Let's say you find, buy, or inherit two or more Altix 350 modules. You connect everything up, but it just won't seem to make it to the EFI shell - in fact it dumps you into the Power On Diagnostics (POD) instead. It might look something like this:
As frequently happens you may have received these modules in pieces, and everything is suspect. Did you get the right RAM? Are the NUMAlink cables good? Was there some other step you were supposed to take? You may have some or all of those issues, but we're going to tackle the fact that the two modules have different versions of the PROM.
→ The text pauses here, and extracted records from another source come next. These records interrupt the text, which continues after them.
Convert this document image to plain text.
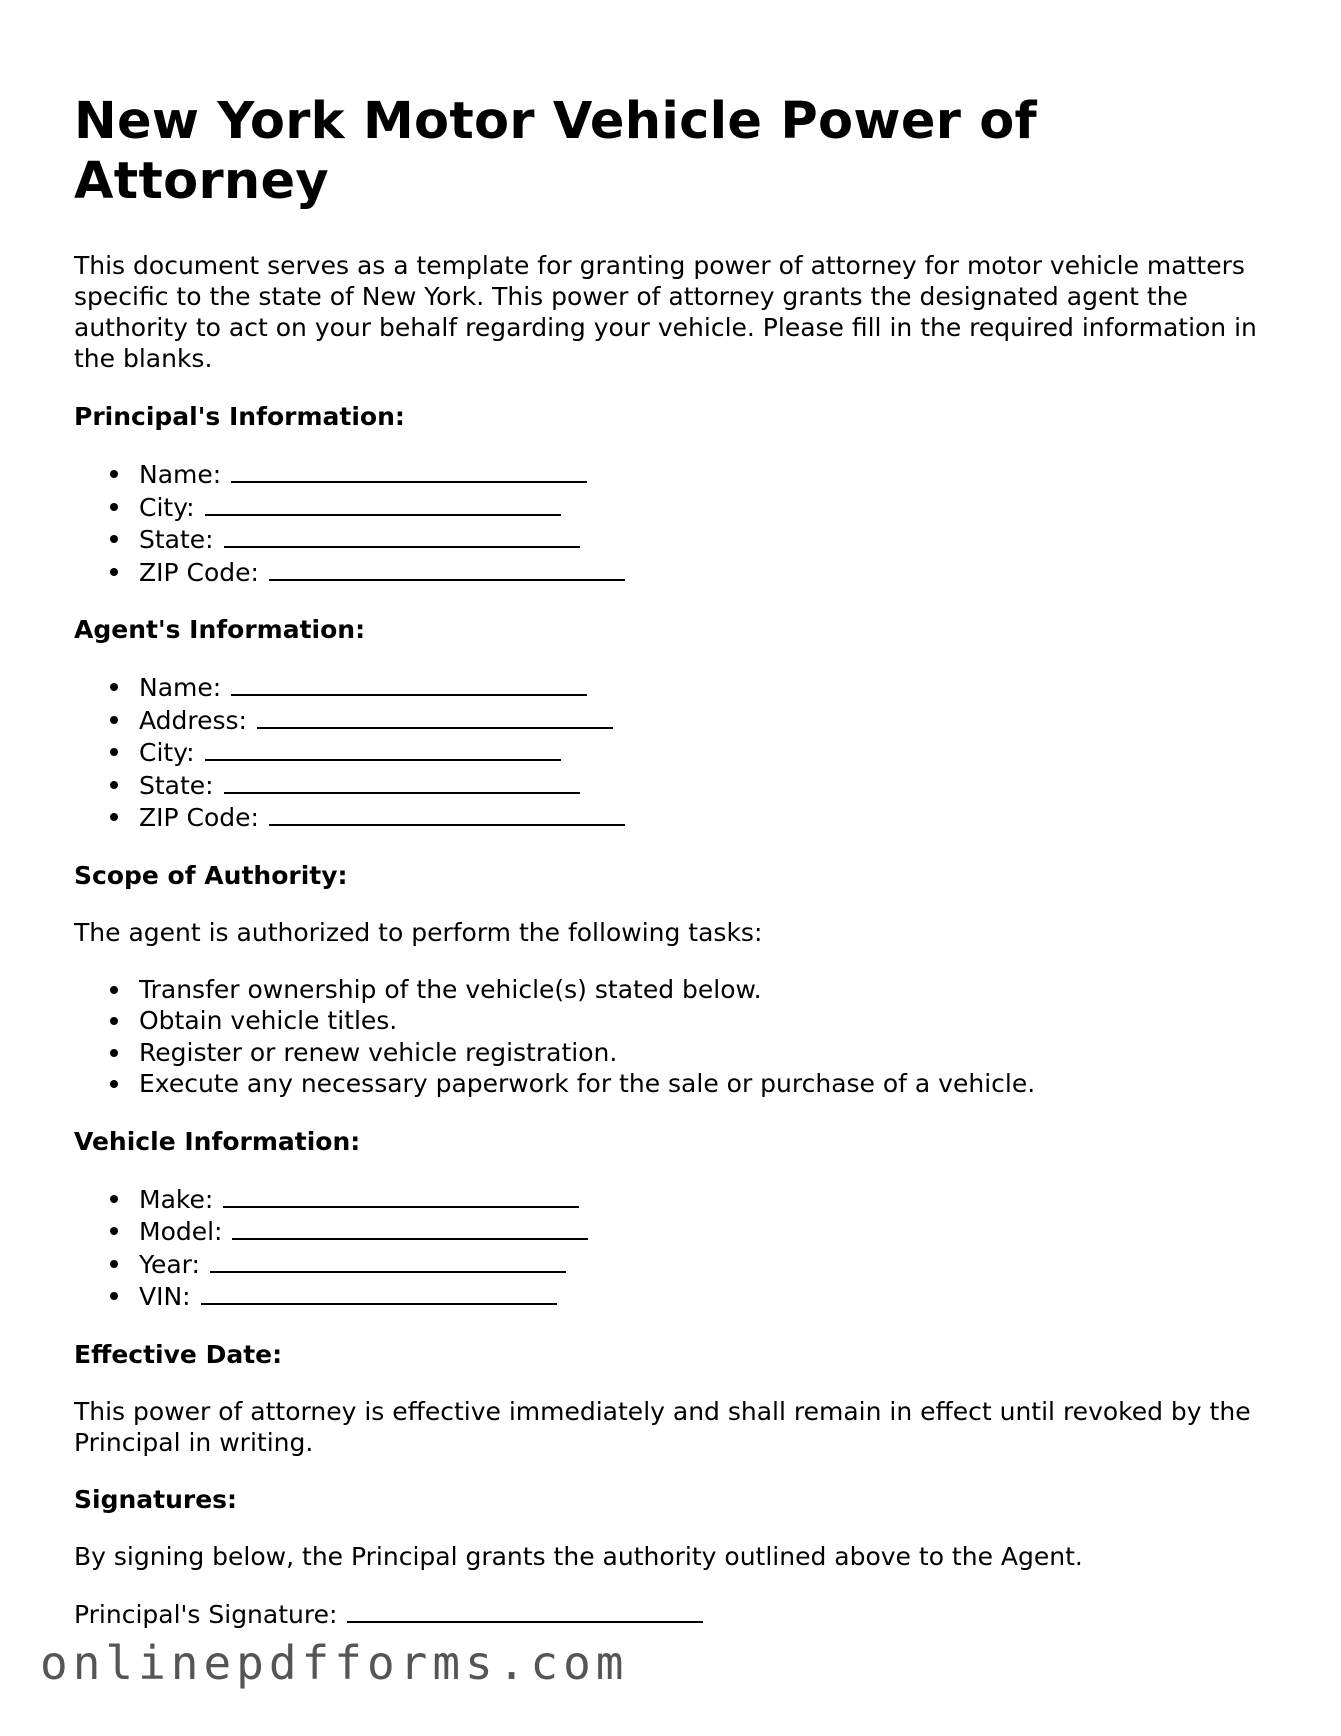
New York Motor Vehicle Power of Attorney

This document serves as a template for granting power of attorney for motor vehicle matters specific to the state of New York. This power of attorney grants the designated agent the authority to act on your behalf regarding your vehicle. Please fill in the required information in the blanks.

Principal's Information:
Name:
City:
State:
ZIP Code:
Agent's Information:
Name:
Address:
City:
State:
ZIP Code:
Scope of Authority:

The agent is authorized to perform the following tasks:

Transfer ownership of the vehicle(s) stated below.
Obtain vehicle titles.
Register or renew vehicle registration.
Execute any necessary paperwork for the sale or purchase of a vehicle.
Vehicle Information:
Make:
Model:
Year:
VIN:
Effective Date:

This power of attorney is effective immediately and shall remain in effect until revoked by the Principal in writing.

Signatures:

By signing below, the Principal grants the authority outlined above to the Agent.

Principal's Signature:
onlinepdfforms.com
If you look at the snippet above you'll see " 001c01#0c: SGI SAL Version 4.43 " which indicates that the brick 001c01 (probably your base module) has PROM version 4.43, whereas the line " 001c08#0a: SGI SAL Version 3.25 " indicates that module 001c08 has PROM version 3.25. Not only is PROM 3.25 too old to work with version 4.43, it's too old to work with version 2.6 of the Linux kernel...
Fortunately there's a way to fix this even if you can't get to the EFI shell, where the documentation from SGI tells you that you can use the "flash" command to reprogram a module's PROM from a binary file. And many thanks to forum member rosmaniac for sharing the method shown below in this thread .
Though nobody has reported seeing documentation on the POD, there is a "help" command, and the help command tells you about another command: the "flash" command. It's not quite the same as the EFI Shell command of the same name - instead of flashing a PROM image stored in a file, it burns the PROM image from the master node into the node you select.
How do you tell the "flash" command which node to act on? You need something called the node's NASID, and there's another command the POD provides - "pcfg" - that will tell you what those are. So first, let's see how the "pcfg" command does that.
First thing I do is run the "version" command just to make sure that the POD is using or part of the correct PROM version.
You can see that when I run the "pcfg" command the output contains two Entry blocks, one for each module. Check the entries for the module name you want (" Module=001c08 "), confirm that this module has the version of the PROM you want to replace (" Prom=3.25 "), and then note the value of the NASID for this entry (" Nasid=2 ").
Now you're ready to flash the newer PROM to the out-of-date module, using the NASID, Make sure that the command you've entered is the one you want, the "flash" command will not ask you to confirm !!
That's it - the newer PROM image from module 001c01 has been written to module 001c08. But it won't take effect until you reset everything:
Note that both modules are now reporting PROM version 4.43!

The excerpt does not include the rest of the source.